Toni Morrison in Guadalajara City, Mexico, in 2005. (Guillermo Arias/AP)

Regarding the Aug. 7 front-page obituary for Toni Morrison, “Nobel laureate transfigured American literature”:

I’m surprised at how sad and moved I am by Ms. Morrison’s death. More than that, I suddenly realize how much she meant to me as an African Americanist scholar. I was there in the 1970s when African American studies was peripheral, minor, ignored, dismissed, etc. All of that history came rushing back to me as I thought and read about her impact. I’ve never really felt so clearly how Ms. Morrison’s presence helped to create this field, not just because of her writing but also because of her swagger and unapologetic celebration of black culture, the black past, black language, black foolishness, etc.
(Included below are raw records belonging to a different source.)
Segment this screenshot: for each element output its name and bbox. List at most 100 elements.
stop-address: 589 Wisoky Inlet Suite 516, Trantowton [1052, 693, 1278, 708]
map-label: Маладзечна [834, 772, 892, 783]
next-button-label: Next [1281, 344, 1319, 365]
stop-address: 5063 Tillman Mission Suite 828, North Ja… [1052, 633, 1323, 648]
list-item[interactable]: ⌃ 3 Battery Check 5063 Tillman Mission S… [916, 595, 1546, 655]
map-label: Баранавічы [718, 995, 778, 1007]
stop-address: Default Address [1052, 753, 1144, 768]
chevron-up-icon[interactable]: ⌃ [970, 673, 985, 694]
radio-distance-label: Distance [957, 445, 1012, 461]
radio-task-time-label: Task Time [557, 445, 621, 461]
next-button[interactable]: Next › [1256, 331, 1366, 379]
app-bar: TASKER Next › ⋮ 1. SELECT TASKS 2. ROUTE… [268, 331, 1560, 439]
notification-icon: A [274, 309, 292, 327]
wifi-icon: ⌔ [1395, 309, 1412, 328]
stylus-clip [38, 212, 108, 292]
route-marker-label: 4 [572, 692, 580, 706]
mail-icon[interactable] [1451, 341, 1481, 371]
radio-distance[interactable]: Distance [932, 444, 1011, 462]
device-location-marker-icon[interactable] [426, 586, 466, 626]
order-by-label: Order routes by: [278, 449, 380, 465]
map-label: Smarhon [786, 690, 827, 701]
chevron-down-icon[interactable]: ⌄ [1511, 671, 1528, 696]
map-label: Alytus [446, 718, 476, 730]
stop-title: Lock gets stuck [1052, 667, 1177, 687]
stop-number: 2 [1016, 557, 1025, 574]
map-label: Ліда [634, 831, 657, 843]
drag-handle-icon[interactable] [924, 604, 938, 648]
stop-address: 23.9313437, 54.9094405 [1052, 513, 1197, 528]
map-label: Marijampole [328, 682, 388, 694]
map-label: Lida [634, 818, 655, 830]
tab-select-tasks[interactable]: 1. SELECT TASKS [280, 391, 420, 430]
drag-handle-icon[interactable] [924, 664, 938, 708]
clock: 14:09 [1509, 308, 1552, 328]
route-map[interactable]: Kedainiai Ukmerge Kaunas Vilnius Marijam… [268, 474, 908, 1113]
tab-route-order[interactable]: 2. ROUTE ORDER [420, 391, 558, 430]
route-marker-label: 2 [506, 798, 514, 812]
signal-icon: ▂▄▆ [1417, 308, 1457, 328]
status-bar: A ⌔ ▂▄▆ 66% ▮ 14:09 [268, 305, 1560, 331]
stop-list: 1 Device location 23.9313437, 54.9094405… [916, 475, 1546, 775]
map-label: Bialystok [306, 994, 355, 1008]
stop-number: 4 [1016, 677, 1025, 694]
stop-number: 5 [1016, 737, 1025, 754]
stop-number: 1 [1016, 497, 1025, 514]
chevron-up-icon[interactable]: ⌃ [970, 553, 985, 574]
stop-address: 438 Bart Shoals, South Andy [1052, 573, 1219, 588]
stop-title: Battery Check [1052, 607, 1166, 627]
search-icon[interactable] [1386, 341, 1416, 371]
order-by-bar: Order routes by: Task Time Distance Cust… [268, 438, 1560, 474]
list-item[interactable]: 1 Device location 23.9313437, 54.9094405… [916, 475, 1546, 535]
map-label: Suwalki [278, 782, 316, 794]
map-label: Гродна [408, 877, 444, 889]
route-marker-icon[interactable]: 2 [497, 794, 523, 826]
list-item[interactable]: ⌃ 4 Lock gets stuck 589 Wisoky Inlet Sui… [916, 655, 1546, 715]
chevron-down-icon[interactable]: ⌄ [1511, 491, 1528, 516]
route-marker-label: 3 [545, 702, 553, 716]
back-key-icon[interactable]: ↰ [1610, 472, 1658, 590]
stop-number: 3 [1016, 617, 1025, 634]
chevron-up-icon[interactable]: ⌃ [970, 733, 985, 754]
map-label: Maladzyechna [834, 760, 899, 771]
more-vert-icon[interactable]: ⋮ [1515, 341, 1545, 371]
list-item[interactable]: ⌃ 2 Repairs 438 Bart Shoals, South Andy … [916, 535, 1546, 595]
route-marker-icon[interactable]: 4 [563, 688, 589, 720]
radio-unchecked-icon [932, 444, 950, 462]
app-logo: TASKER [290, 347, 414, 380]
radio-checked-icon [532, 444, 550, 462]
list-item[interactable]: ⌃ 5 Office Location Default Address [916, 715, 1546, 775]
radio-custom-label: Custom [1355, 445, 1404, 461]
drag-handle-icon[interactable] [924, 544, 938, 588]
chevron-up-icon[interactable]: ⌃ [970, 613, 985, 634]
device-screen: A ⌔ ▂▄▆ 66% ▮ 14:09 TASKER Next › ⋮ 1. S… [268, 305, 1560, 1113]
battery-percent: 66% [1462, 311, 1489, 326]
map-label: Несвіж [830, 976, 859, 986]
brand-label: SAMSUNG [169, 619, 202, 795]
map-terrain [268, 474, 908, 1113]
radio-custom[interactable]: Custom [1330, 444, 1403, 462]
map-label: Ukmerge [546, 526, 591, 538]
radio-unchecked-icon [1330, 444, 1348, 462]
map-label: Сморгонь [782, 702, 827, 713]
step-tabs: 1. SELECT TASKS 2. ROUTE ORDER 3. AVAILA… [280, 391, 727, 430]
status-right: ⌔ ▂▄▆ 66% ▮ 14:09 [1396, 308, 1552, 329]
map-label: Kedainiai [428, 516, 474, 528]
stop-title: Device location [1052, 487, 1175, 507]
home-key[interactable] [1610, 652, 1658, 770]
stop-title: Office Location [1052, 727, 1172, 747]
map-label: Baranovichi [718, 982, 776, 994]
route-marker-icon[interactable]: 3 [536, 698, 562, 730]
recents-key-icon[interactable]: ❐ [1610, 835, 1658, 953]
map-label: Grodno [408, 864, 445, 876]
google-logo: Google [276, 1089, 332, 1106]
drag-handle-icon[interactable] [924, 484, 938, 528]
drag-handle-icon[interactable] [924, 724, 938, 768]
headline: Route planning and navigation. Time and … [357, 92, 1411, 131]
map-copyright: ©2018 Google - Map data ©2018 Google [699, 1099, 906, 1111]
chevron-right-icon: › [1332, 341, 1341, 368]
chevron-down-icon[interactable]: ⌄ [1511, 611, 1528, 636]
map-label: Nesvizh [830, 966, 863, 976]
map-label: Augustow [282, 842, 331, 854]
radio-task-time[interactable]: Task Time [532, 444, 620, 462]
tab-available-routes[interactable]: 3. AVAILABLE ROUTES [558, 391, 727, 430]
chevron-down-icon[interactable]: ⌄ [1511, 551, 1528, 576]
I am also thinking about how black study created Ms. Morrison. When I bought my first copy of “The Bluest Eye,” we scholars and teachers of black studies — and I mean mainly black women scholars — began to put her books on our syllabi and embrace her work when others, such as professors of “American” literature, were not prepared to think she might be as important as F. Scott Fitzgerald and Ernest Hemingway, and when many black men resented her fame and her depictions of black men. No, I want to think about the figures that all these celebrations of Ms. Morrison have yet to acknowledge, the hidden figures behind her ascendancy to this place in the literary world. No matter; Ms. Morrison knew who we were and knew we were there.